Wiebelende preekstoel brengt restaurateur in vervoering
Posterenk, een gehucht bij het Gelderse Wilp, is een handvol huizen op een kluitje. Aan de Molenallee staat de werkplaats van Hekkers & Van ’t Spijkers antiek-restauratie en meubelmakerij. „We werken voor onze passie.”
Op de voorgevel is een hagelnieuw schild geschroefd: ”Bij koninklijke beschikking hofleverancier”. Het predicaat is recent toegekend vanwege het honderdjarig bestaan. „Een kippenvelmomentje”, zegt René Westerveld (54), die met Robin Willemsen (46) het tweemansbedrijf leidt.
Hekkers & Van ’t Spijker restaureert antiek en oud meubilair. De werkplaats staat volgepakt met kasten, tafels, secretaires, kabinetten, en verder met alles wat van hout is. Middenin de werkruimte staat de kuip van de kansel uit de Oude Kerk in Barneveld. Westerveld: „Daar staat de kanseltrap, en daar de voet. Het klankbord restaureren we in de kerk.”
Wat was er mis met die preekstoel? „Hij wiebelde. De dominee moet het gevoel hebben gehad dat hij op zee stond. De basisconstructie klopte niet. Het was een heel gepuzzel om uit te zoeken wat er in de loop der jaren allemaal met de preekstoel was gebeurd.
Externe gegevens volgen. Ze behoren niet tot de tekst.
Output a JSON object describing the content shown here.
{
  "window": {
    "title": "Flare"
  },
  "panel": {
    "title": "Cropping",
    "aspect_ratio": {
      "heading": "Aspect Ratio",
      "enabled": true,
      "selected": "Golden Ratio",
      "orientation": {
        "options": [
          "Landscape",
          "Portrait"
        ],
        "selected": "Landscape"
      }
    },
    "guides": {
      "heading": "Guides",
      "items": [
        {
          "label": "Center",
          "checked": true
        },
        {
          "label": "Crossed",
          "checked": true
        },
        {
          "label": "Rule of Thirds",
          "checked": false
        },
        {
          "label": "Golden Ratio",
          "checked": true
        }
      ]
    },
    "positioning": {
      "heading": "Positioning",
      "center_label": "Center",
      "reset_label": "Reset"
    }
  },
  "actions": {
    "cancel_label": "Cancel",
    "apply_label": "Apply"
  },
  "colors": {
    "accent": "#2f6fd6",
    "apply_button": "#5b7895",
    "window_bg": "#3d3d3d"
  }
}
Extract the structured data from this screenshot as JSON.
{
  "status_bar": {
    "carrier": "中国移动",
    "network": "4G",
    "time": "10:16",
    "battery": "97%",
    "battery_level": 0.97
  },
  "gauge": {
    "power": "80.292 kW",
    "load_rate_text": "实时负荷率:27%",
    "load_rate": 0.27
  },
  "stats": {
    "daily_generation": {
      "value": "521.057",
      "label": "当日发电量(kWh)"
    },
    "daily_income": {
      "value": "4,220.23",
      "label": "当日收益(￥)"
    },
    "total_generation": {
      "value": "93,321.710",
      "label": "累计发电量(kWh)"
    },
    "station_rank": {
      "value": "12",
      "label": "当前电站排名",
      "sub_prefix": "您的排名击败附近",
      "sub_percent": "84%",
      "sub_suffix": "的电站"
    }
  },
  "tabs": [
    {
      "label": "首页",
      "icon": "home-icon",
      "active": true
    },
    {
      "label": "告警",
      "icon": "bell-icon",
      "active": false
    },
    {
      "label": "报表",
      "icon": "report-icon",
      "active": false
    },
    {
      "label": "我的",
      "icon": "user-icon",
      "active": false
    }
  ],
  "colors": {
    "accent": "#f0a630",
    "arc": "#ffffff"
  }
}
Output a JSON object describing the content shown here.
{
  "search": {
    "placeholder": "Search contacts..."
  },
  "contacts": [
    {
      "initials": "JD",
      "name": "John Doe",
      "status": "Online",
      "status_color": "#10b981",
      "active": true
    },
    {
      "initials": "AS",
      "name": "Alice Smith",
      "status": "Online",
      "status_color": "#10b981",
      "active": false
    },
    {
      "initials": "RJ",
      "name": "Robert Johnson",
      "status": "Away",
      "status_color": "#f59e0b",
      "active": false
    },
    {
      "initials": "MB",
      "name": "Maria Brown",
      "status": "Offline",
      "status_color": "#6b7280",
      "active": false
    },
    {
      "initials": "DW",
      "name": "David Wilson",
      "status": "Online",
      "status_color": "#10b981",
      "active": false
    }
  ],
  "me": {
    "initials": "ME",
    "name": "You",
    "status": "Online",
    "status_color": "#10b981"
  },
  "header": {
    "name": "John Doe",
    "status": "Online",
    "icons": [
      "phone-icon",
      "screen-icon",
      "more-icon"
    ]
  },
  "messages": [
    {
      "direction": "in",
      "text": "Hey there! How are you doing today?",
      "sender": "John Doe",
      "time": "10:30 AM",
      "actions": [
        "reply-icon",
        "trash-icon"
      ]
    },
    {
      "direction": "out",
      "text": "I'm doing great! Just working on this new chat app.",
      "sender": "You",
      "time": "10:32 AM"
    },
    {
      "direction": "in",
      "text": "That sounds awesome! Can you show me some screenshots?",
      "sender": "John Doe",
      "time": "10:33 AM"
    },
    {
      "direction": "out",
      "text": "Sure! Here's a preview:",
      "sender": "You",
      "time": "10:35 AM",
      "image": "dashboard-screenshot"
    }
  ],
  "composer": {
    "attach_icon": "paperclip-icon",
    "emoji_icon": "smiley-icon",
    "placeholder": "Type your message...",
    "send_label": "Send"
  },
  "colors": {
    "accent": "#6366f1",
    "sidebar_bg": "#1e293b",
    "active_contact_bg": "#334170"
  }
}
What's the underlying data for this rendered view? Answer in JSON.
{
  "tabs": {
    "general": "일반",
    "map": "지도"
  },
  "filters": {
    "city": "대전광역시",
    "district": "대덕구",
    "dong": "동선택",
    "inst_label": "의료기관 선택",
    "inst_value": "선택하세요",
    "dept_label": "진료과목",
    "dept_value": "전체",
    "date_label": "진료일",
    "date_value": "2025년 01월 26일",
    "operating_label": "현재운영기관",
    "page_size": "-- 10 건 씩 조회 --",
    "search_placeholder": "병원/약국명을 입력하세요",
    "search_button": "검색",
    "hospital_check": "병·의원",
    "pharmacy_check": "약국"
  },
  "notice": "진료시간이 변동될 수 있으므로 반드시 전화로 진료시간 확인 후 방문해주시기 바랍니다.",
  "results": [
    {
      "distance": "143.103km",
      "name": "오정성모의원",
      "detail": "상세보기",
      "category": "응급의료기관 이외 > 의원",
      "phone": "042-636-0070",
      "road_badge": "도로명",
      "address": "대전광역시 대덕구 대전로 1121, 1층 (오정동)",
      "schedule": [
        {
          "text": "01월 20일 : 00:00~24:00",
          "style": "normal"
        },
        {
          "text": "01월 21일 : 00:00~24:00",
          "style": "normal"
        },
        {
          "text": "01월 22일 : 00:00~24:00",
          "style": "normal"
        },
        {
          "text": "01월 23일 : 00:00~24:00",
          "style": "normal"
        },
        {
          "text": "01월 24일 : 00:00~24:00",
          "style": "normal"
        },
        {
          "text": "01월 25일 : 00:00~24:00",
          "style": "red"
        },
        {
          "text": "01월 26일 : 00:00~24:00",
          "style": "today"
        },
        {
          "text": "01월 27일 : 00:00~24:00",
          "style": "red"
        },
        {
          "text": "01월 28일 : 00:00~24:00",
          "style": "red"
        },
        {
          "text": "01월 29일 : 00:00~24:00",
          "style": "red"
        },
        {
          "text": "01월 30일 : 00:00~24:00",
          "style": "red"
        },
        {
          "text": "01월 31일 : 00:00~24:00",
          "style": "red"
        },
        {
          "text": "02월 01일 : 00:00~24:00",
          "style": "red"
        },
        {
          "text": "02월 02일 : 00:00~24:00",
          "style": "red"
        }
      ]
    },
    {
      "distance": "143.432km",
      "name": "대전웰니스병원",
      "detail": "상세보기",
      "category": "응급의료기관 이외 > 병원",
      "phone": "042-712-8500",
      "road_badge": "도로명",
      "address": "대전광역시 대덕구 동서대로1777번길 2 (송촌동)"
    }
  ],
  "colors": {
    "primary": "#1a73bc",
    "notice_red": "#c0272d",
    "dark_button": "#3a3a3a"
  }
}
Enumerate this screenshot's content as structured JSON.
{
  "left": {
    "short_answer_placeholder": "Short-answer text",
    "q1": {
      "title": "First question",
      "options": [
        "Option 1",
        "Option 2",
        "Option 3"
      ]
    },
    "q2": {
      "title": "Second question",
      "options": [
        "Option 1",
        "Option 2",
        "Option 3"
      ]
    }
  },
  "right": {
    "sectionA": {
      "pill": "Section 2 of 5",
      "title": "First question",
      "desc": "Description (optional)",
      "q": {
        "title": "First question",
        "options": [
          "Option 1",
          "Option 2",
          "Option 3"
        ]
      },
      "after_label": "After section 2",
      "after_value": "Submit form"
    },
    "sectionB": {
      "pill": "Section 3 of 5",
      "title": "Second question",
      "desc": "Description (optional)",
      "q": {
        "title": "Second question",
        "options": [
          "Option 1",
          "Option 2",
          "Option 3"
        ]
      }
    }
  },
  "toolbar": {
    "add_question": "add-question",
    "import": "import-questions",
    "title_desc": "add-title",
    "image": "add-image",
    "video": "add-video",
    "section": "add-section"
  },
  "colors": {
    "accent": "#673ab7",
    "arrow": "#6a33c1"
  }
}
Zo’n klus kost veel uren en dus veel geld, maar daar zijn weer subsidiestromen voor.”
De oprichters van het bedrijf, Gerhard Hekkers en Dirk van ’t Spijker, beginnen in 1922 in het centrum van Deventer met het restaureren en kopiëren van antieke meubels. In 2007 verhuist het bedrijf naar Posterenk, tegenover de Wilpermolen.
Recessies
In de jaren negentig was antiek booming, zegt Westerveld. „Elke yup moest een antieke kast hebben. Twee korte recessies later was het met de belangstelling voor antiek gebeurd. Vroeger was antiek een stukje familietrots. Nu zit de trots in de vakantiebestemming en in de waan van de dag.”
Maar Hekkers & Van ’t Spijker doet niet mee aan de waan van de dag. „We maken de mensen graag bewust van de waarde van een oud meubel. Wij zijn natuurlijk niet naïef, want de schoorsteen moet wel roken, maar we werken voor onze passie, niet alleen voor onze portemonnee.”
Het bedrijf heeft veel meer werk dan de eigenaars aankunnen, maar het is heel moeilijk om nieuwe medewerkers te vinden. „Mensen werken liever in de interieurbouw of in de snelle bouw. Daar kun je een betere boterham verdienen. Maar hier in de werkplaats hebben we liefde voor een meubel nodig. Een kastje van oma kan ons raken. Dat is emotie, niet in geld uit te drukken. We zijn voortdurend op zoek naar jonge mensen, om die te trainen, om de neuzen in de goede richting te krijgen en de filosofie van dit bedrijf voort te kunnen zetten.”
Het kerkelijk klimaat in Nederland mag dan kwijnend zijn, Hekkers & Van ’t Spijker heeft daar handenvol werk. „Kerkelijke gemeenten fuseren en stoten dus gebouwen af. Het kerkgebouw dat dan overblijft, moet er wel spic en span uitzien. In Barendrecht zijn drie gemeenten samengegaan en ze houden de oude Dorpskerk over. De preekstoel was verzakt en het deurtje sloot niet meer goed. De lambrizering vertoonde bruinrot en schimmelvorming. De luifel boven de herenbank hing scheef. De volgende generatie mag over zulke dingen geen zorgen hebben.”
Echte concurrenten heeft hij niet, zegt Westerveld. Hij noemt ze liever collega’s. „In dit ambacht werken we goed met elkaar samen. Iedereen heeft zijn eigen specialiteit. Er zijn bedrijven die zich richten op het conserveren en behouden van oud meubilair. Andere houden zich bezig met repareren en het vervangen van kapotte onderdelen. Wij zijn gespecialiseerd in restauratie.”
Hekker & Van ’t Spijker kent geen uitgewerkte toekomstvisie. „We hebben nog wel voor twee jaar werk. Recent hebben we offertes uitgebracht voor twee grote klussen. De eerste is voor een kerk, maar daar kan ik nog niets over zeggen. De tweede gaat over een Jugendstil-interieur van een oude jachthoeve. Fenomenaal gewoon. Maar als de buurvrouw langskomt met een keukenstoeltje waar ze doorheen is gezakt, dan doen we dat ook.”